Fate and hubris also plays a big part in the downfall of the Persians. In Book 7, there is a key passage involving the Persian king Xerxes and his advisor Artabanus, both of whom experience dream visions on the eve of war. However, it’s not clear who this tall and handsome ghostly figure, that appears first to Xerxes encouraging him to go war, might be. The assumption is that it’s the same apparition that Artabanus encounters in the second dream, threatening to burn out his eyes. These visions persuade both men to cross the Hellespont and fight the Greeks, despite the initial advice of Artabanus about “how it is creatures of an overbearing size that God strikes down with his thunderbolts”.
These fateful dreams remind me of an earlier passage in the book, when Astyages (grandfather of Cyrus) has a prophetic vision of a vine springing forth from the womb of his daughter and spreading across Asia.

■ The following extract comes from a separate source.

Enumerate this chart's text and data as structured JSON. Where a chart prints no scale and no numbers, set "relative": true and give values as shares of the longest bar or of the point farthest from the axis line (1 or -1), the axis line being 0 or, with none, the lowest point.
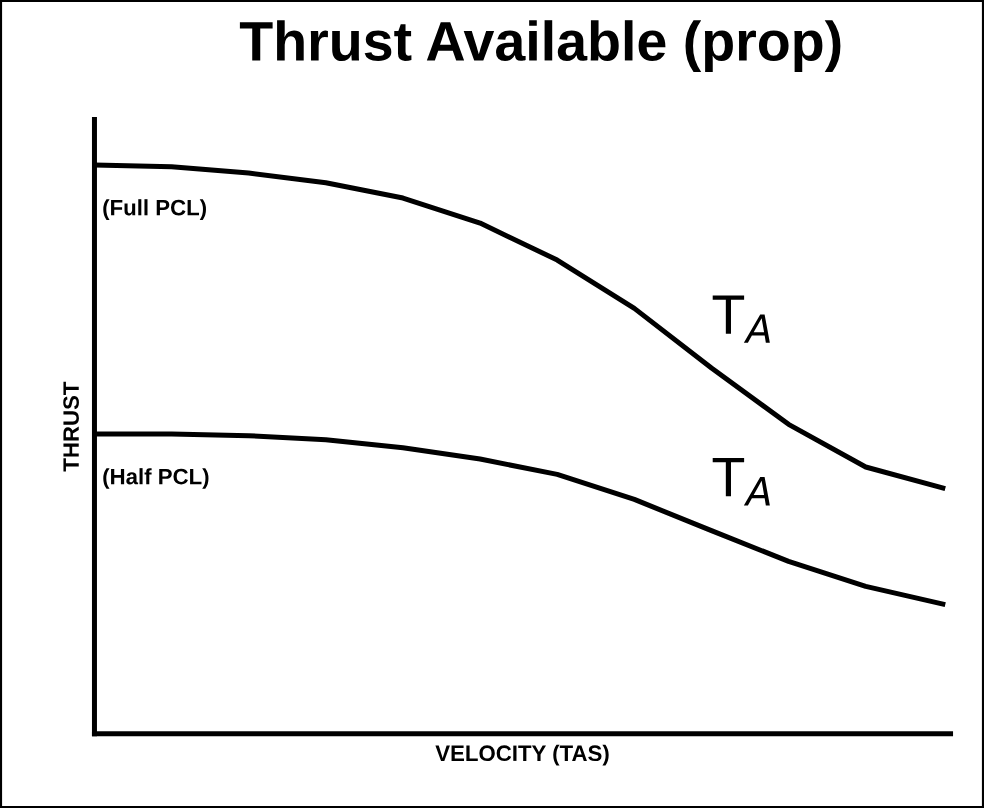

Xerxes’ final dream, before committing to war, has echoes of Astyages’ dream, with its vision of wearing a crown with olive tree branches that spread and cover the entire earth. However, in Xerxes’ dream, the branches (and crown) then vanish. Here, I think the role of the magi is key; if they had not sought to flatter Xerxes, they could have advised him better and suggested that this vanishing crown might be a very bad omen for him.
All the talk of rivers being drunk dry adds to the sense of Xerxes’ war machine being out of proportion with the natural order of things, and this is echoed in the strange and unnatural portents like (in 7:57) the mare giving birth to a hare and the hermaphrodite mule. In the book’s closing battle scenes too, the powerful image of the Persian arrows blotting out the sun also adds to this sense of an imbalance in the natural order.
There is such a strong sense of foreshadowing in the later books, almost as if Herodotus is more a tragic dramatist than an historian, and it seems to me that he was just as much inspired by contemporary dramatists such as Aeschylus as he was by Homer.